During his interview, as his tie-and-jacketed supervisor had questioned him, Job had to clarify that he was Nigerian, and from the south, and so he wouldn’t be wasting the factory owners’ money on prayer breaks throughout the day. After the Mexican man was fired, he returned three days later, begging for his place on the line back, the position to which Job had promptly been promoted, the fastest line with the highest pay. While the man descended to Job’s former position at the bottom of the line, Job switched stations and resumed work, his fingers cutting and flashing with efficiency. Wet floors, the noise of whirring knives, the cold of the room meant nothing to him. He simply moved, keeping up with the line, cutting and sorting the pieces of flesh as he had been instructed in the orientation video, blindly imagining the life he would live in the palace Ifi had described to her aunty.

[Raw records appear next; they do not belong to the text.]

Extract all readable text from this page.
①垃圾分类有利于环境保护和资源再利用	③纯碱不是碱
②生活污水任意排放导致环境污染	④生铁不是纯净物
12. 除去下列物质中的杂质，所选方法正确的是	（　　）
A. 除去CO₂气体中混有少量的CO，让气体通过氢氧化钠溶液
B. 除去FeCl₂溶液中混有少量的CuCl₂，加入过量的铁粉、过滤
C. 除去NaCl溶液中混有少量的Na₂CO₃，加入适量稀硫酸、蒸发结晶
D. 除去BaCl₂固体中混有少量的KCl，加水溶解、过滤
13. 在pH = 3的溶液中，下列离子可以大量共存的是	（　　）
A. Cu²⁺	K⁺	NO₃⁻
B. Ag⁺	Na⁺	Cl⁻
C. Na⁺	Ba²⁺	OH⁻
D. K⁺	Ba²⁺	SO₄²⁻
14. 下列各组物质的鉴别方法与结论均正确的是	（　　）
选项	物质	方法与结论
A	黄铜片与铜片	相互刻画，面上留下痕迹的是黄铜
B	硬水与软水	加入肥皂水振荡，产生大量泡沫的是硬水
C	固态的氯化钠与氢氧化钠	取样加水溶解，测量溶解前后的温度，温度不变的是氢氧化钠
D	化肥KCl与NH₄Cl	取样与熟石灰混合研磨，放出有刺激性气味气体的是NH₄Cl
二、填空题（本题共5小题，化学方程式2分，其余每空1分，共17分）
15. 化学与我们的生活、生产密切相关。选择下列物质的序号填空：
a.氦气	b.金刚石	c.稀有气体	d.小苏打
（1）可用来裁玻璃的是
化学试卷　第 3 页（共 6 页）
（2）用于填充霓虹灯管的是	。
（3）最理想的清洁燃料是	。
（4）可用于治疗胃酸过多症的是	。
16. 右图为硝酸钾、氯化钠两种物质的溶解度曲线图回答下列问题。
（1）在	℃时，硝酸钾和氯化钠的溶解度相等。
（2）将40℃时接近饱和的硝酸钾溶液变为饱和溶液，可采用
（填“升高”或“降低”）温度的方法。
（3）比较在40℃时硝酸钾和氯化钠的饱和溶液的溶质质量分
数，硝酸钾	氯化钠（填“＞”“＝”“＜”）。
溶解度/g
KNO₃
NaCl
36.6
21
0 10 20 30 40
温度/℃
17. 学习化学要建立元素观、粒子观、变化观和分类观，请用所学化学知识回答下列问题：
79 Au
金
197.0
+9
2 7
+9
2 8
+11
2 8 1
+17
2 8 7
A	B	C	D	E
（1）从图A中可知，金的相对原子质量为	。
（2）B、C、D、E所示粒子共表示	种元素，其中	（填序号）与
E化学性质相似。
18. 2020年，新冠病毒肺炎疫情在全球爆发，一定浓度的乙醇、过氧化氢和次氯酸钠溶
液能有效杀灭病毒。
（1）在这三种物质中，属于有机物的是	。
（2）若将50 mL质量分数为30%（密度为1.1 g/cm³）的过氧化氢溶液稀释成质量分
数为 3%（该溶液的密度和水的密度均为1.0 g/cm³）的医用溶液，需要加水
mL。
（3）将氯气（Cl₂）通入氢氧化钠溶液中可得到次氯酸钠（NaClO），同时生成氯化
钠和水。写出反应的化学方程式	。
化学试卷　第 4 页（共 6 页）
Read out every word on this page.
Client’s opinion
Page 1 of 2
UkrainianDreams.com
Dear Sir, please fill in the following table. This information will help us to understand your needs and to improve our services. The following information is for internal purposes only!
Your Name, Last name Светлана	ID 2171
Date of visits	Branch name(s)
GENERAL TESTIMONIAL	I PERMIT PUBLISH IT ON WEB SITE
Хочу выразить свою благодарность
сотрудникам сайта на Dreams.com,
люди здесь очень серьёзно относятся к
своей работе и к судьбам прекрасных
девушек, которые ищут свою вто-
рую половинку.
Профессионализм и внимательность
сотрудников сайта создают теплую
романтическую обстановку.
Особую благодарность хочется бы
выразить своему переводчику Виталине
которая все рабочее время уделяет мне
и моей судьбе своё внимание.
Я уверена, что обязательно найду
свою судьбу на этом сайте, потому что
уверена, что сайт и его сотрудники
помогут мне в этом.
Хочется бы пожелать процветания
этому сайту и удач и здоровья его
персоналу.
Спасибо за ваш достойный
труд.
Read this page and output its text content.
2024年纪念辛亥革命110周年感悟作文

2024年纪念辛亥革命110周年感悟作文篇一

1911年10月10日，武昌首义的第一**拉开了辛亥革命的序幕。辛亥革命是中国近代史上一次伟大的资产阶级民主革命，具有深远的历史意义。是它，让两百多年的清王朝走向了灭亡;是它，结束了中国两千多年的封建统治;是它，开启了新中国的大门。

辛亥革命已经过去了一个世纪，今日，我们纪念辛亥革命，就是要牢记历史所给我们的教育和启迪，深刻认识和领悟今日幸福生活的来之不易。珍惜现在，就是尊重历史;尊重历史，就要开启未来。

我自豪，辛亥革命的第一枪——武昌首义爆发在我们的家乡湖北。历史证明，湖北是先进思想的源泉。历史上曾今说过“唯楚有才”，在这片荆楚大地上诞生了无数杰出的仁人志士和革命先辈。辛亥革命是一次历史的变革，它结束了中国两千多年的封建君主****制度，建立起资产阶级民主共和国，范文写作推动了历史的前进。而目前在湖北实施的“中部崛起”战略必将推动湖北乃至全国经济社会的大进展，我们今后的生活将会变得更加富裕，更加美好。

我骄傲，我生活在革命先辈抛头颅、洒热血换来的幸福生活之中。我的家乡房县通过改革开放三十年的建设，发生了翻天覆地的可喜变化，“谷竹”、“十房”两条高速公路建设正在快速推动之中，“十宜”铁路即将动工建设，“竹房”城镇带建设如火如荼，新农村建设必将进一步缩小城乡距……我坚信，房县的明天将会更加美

Only when he reached home each night did he stare down at his large, swollen digits. In the shower, he would turn his palms up to his face and let the warm water run down them, rinsing them clean, thawing his talons until they became human and he could hold a fork again.
Because they would never understand, because they would consider the work beneath him, Job couldn’t explain to anyone, least of all Ifi or Emeka, the strange pride he took in his work, cutting and scoring cow parts that would be distributed to restaurants and grocery stores all over the nation. Each time he took a bite of seasoned beef in pepper soup, he was secretly reminded that once he had held those precious pieces in his hands.